By now, Karin Grunden was supposed to have witnessed her first execution. The police-and-court reporter for the Terre Haute Tribune-Star was one of 10 members of the media expected to watch convicted Oklahoma City bomber Timothy McVeigh die in the nearby federal prison yesterday.
In Terre Haute, home of the only facility that handles federal death row inmates, reporters are used to executions being delayed -two have been postponed since last October. Ms. Grunden was also on deck to attend those, representing her paper as one of the local media that must be invited as a media witness. Based on the previous situations, she had some doubts about the McVeigh execution actually occurring on May 16, but she thought it had a better chance than most of being carried out.
Long before the FBI discovery last week that there were thousands of documents Mr. McVeigh's attorneys had never seen, she had been preparing for her trip to the death chamber. Technically, she explains, you don't become a media witness until three hours before the execution.
But she had signed an agreement ahead of time -no drugs, alcohol, video or audio recording devices could accompany her into the prison. And she understood that she would be searched. She could bring in the clothes on her back, but she would be asked to defy the instincts of most in her profession and not carry anything to write with or on. "They provide paper and pen. You could not bring that into the room," she says.
She had also researched other witnesses' experiences, and she thought about her own position on the death penalty. She gave interviews like this one to national and international journalists, all wanting a glimpse of the life of a reporter about to be privy to information that more than 1,600 media representatives had been credentialed to come to town and gather. She was asked how she came to be a witness, and her position on the death penalty (she's on the fence).
In between calls from the BBC and The New Yorker, she was writing stories, along with others at the paper, about McVeigh and the execution, some that were set to run in the days preceding the event.
When she got the news about the FBI's mistake, she was shocked. "It's just very suspicious," she says of the timing. But she says she had another emotion, too -relief. Now she can return to her familiar haunts, like the courthouse and her own house,and she can do her job without being followed by camera crews. More important, she says, "I didn't have to watch someone die this week."
Black newspapers gain access to the Web
African-American newspapers are getting help going online, thanks to a three-year initiative by the National Newspaper Publishers Association and an initial contribution of $125,000 from the United Parcel Service. The NNPA, a 60-year-old group representing some 200 black papers, announced last week that it will help set up websites for members who are not currently online (only about 10 percent are). It has been working on increasing the Web presence of black media, having launched an online news digest, BlackPressUSA.com, last summer.
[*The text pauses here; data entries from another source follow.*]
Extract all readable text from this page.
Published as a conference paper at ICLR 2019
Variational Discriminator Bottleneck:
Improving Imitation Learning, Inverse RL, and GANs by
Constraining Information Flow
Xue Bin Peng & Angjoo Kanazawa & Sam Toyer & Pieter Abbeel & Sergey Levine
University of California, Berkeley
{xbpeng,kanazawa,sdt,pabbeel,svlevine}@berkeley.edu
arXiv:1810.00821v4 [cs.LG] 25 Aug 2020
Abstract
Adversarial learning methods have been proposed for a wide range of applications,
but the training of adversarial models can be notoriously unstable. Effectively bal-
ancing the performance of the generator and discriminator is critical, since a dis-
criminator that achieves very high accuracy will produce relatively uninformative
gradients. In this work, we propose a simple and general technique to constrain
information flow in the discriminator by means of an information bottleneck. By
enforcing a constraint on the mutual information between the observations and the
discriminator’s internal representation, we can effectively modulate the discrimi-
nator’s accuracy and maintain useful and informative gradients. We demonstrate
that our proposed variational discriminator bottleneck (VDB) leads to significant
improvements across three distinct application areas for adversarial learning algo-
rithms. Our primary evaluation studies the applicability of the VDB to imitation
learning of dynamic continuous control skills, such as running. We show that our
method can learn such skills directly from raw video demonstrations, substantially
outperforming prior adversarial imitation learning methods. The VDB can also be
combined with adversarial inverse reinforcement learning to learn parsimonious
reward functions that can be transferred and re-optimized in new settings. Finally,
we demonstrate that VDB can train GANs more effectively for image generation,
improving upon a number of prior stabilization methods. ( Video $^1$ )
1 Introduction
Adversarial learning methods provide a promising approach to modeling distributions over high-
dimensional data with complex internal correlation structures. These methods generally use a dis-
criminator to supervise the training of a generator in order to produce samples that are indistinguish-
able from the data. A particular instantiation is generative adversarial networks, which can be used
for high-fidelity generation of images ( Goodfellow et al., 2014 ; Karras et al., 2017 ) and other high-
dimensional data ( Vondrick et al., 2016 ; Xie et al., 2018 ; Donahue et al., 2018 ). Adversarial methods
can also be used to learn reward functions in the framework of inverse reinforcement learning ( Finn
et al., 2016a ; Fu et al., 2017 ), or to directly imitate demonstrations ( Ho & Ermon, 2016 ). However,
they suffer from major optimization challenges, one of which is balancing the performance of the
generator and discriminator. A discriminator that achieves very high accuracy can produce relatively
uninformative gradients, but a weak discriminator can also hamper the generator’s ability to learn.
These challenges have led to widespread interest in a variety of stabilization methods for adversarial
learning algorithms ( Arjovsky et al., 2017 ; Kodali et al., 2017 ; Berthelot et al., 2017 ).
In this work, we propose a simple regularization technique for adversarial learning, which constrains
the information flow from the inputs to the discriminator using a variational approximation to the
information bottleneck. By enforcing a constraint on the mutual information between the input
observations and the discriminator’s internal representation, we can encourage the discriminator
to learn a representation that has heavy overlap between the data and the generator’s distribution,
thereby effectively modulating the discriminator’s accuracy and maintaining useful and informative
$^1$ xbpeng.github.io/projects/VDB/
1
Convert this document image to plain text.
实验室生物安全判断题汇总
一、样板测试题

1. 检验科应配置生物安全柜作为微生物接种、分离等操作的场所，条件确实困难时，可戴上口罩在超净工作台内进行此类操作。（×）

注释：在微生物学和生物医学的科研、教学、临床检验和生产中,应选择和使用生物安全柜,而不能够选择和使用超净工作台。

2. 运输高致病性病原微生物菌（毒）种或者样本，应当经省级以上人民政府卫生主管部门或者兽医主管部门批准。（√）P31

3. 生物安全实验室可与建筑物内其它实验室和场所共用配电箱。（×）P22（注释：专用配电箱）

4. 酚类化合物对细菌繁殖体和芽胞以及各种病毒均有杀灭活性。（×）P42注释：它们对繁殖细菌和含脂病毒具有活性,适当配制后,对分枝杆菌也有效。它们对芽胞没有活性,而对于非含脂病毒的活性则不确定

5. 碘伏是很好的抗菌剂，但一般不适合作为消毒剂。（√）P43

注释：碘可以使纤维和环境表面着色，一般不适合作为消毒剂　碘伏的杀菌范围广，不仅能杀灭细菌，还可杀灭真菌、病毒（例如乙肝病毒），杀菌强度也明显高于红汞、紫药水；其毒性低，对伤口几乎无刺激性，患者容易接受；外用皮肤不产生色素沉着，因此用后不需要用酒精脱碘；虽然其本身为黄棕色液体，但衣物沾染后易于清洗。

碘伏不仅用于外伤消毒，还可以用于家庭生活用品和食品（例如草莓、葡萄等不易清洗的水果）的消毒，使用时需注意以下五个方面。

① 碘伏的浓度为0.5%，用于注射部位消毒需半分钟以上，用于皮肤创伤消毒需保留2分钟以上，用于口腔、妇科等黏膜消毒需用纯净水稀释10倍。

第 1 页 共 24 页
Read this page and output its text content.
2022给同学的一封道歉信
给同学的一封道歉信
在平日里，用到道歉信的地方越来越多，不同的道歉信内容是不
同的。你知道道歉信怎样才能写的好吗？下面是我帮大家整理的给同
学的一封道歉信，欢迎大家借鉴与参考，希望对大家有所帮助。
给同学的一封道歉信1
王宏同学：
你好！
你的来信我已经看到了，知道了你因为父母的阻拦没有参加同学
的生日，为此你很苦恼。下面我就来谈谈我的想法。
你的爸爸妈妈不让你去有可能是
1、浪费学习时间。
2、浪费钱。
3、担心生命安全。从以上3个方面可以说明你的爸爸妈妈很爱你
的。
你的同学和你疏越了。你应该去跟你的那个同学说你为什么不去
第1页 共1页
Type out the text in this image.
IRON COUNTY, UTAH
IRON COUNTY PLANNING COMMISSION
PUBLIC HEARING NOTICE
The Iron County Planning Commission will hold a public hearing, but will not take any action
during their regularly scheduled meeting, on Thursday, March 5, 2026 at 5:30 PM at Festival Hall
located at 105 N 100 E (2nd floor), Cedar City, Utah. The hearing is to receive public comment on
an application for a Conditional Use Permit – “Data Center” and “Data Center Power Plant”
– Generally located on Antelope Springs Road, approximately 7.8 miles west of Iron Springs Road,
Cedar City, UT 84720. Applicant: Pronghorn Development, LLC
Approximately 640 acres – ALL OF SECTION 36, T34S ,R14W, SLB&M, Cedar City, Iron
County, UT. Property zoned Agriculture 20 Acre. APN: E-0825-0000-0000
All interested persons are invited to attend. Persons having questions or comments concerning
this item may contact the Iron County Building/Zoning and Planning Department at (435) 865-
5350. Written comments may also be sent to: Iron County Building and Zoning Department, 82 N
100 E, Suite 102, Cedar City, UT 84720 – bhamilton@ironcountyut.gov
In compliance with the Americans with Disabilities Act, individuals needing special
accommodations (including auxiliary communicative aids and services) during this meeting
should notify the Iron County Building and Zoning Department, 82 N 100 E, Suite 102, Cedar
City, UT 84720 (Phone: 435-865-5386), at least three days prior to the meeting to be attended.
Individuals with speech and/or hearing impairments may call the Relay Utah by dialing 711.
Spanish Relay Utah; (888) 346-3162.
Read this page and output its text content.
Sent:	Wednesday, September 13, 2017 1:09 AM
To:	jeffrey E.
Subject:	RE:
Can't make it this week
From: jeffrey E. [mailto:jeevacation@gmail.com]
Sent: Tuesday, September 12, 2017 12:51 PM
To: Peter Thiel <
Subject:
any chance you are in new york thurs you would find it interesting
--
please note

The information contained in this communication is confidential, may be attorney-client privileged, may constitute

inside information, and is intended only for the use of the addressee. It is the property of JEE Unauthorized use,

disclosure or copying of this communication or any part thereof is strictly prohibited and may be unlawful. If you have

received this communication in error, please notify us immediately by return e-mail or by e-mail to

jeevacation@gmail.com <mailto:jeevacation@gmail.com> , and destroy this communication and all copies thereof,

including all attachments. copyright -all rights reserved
Ten new websites are expected to be set up in the next few weeks, a total of 50 by the end of the summer.
Magazine editors, not mechanical engineers
Last week, this column included a website for the National Magazine Award winners, presented by the American Society of Magazine Editors. As some readers discovered, www.asme.org offers plenty about the American Society of Mechanical Engineers, but little about the awards. The correct site is www.asme.magazine.org.